Playing The Gold Premium Game
These are a couple of good questions. If we look at the background we may be able to get some answers. During the summer of 2008, the price of gold peaked at around (75, then dropped over the next two months down to around $750. Prices fell even more dramatically for silver. For the rest of 2008, physical gold and silver demand was so great that delivery delays extended months beyond the purchase date and premiums rose.
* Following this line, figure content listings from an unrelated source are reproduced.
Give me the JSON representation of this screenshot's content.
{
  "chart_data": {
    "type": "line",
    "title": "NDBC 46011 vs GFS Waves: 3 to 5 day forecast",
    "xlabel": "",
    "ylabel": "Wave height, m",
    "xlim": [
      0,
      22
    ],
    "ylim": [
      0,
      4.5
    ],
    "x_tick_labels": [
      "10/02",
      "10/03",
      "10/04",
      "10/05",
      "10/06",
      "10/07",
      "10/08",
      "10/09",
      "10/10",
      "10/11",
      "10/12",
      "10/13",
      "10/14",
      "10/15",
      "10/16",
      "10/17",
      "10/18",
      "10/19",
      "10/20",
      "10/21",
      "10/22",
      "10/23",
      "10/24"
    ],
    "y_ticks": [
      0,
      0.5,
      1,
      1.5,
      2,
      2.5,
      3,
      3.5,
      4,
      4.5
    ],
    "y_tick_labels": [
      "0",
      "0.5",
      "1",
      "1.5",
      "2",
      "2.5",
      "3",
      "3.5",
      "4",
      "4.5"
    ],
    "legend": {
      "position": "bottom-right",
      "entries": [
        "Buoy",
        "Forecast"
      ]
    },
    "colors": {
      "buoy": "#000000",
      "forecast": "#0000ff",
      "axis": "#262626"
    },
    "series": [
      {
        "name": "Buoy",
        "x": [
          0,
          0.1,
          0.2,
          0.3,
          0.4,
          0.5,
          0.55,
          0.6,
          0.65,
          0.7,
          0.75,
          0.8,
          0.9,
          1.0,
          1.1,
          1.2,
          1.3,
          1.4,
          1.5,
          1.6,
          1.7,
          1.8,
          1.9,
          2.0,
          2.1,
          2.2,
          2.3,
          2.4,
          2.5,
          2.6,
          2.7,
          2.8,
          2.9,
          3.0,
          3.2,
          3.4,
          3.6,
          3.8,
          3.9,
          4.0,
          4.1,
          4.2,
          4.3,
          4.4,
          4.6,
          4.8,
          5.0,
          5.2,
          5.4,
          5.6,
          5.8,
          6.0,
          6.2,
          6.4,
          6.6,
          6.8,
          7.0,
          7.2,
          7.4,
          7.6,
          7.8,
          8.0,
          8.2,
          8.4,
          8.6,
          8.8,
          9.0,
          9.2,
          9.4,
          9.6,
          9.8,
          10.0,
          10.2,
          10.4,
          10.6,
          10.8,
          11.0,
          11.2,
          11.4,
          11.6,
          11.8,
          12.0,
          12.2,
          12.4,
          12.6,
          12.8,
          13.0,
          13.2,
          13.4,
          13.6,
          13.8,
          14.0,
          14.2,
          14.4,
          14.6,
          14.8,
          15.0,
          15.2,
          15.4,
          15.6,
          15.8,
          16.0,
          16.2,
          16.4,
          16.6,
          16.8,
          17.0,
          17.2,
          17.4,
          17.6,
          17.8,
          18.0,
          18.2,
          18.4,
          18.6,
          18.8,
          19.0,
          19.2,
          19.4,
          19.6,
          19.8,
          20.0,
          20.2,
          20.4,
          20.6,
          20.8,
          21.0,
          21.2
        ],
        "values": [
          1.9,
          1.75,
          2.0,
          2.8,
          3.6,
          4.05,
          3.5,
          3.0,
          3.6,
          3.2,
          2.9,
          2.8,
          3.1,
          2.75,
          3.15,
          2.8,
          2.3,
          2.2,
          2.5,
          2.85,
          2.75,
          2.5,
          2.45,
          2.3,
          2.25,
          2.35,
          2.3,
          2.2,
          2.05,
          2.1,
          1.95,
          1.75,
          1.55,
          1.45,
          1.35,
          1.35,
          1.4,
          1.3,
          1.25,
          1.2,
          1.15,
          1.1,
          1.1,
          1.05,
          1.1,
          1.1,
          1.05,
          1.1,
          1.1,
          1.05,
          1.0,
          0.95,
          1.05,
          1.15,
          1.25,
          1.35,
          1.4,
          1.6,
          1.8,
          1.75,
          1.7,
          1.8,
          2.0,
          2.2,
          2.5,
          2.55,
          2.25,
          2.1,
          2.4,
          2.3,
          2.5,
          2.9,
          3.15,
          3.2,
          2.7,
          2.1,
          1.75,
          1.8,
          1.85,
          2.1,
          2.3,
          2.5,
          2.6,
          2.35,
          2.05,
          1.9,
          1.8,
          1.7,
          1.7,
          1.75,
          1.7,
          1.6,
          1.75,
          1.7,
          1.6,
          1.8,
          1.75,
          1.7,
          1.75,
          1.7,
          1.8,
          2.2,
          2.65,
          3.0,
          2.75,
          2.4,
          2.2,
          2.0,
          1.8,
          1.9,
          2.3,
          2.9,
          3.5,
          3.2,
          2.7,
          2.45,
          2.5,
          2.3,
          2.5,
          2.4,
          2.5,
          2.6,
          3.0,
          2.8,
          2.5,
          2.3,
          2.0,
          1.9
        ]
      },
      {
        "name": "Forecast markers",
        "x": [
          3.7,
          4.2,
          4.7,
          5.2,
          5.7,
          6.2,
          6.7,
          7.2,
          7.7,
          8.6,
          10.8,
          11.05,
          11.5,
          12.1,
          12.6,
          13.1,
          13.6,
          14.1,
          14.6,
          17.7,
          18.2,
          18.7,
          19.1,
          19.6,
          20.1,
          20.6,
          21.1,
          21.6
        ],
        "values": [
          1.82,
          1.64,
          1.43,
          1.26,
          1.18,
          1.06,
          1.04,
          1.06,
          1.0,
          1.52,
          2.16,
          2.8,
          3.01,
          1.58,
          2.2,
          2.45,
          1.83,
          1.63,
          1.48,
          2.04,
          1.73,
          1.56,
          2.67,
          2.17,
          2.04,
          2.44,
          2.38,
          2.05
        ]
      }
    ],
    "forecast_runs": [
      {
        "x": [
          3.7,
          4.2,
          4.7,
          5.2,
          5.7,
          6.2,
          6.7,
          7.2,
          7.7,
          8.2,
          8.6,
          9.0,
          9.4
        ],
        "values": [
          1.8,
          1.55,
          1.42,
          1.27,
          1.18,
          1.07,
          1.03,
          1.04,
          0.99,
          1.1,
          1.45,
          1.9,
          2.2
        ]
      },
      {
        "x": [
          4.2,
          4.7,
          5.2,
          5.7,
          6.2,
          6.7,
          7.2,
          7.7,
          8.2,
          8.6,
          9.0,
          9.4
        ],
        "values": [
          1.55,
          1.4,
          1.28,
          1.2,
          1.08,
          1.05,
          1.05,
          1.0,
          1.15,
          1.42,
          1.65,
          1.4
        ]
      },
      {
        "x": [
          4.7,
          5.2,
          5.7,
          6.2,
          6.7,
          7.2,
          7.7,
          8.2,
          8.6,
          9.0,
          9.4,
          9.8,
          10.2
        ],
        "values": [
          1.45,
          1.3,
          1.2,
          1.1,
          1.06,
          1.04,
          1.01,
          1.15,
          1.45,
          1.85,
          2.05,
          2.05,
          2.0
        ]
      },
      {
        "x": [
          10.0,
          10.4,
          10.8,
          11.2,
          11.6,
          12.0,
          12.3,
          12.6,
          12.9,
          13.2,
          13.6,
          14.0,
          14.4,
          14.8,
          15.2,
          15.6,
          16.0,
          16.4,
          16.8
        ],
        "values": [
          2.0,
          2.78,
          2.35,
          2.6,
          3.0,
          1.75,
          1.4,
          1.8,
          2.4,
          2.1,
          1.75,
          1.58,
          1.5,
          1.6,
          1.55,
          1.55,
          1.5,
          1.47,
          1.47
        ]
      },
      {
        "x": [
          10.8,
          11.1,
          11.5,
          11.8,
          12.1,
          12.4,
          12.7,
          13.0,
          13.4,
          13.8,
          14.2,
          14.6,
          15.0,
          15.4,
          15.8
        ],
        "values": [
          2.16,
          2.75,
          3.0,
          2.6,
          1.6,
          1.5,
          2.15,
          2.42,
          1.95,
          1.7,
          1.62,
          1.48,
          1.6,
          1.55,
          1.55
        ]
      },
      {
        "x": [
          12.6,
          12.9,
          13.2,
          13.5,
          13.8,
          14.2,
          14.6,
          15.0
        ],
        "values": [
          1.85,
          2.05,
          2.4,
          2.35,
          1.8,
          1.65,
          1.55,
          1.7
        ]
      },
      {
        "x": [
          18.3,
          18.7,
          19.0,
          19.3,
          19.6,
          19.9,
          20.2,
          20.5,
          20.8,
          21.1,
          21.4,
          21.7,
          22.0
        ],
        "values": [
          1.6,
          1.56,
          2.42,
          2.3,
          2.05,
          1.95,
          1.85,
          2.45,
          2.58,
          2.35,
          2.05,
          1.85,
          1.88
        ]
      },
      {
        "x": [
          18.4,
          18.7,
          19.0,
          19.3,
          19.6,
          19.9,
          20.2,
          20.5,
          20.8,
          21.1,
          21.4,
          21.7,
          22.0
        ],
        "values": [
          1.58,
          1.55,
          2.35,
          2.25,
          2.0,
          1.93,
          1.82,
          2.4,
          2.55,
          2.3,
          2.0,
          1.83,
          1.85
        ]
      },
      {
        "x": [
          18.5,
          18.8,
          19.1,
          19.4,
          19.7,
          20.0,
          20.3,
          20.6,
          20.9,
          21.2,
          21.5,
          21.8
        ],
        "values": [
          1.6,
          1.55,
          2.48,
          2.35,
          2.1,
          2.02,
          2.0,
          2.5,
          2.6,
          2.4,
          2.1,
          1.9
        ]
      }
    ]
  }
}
Once the premium for short-delivery bullion-priced gold coins and ingots shot up to the levels where common-date circulated pre-1934 U.S. gold coins were similarly priced, many collectors jumped on the bandwagon to buy these items too. This demand forced a significant price and premium jump in the prices of these U.S. gold coins.
Collectors holding these coins could profit from in two ways. The first way was from the renewed advance in the gold price. The second way was by the amplification of price from rise in the premium. The frenzy for gold was still hot on Jan 7, 2009. Gold prices closed at $845, an expansion of a premium from 10 to 40 percent is a major market event. even though gold prices had dropped public demand caused the premium to deliver to rise on these coins.
With many major gold mining operations closing down for various reasons and with the COMEX and exchange traded fund inventories rapidly dwindling, a major shortage of physical gold is developing and I suspect a similar sitiuation will eventually affect the silver marker as well.
By the end of the year it may not be surprising to see eager bullion buyers once again looking to acquire lower-premium pre-1934 U.S. gold coins much as they did in 2008. Of course it is impossible to predict whether the primiums will rise either. If you own some of these coins you might be positioned to make some serious cash in the future. Only time will tell.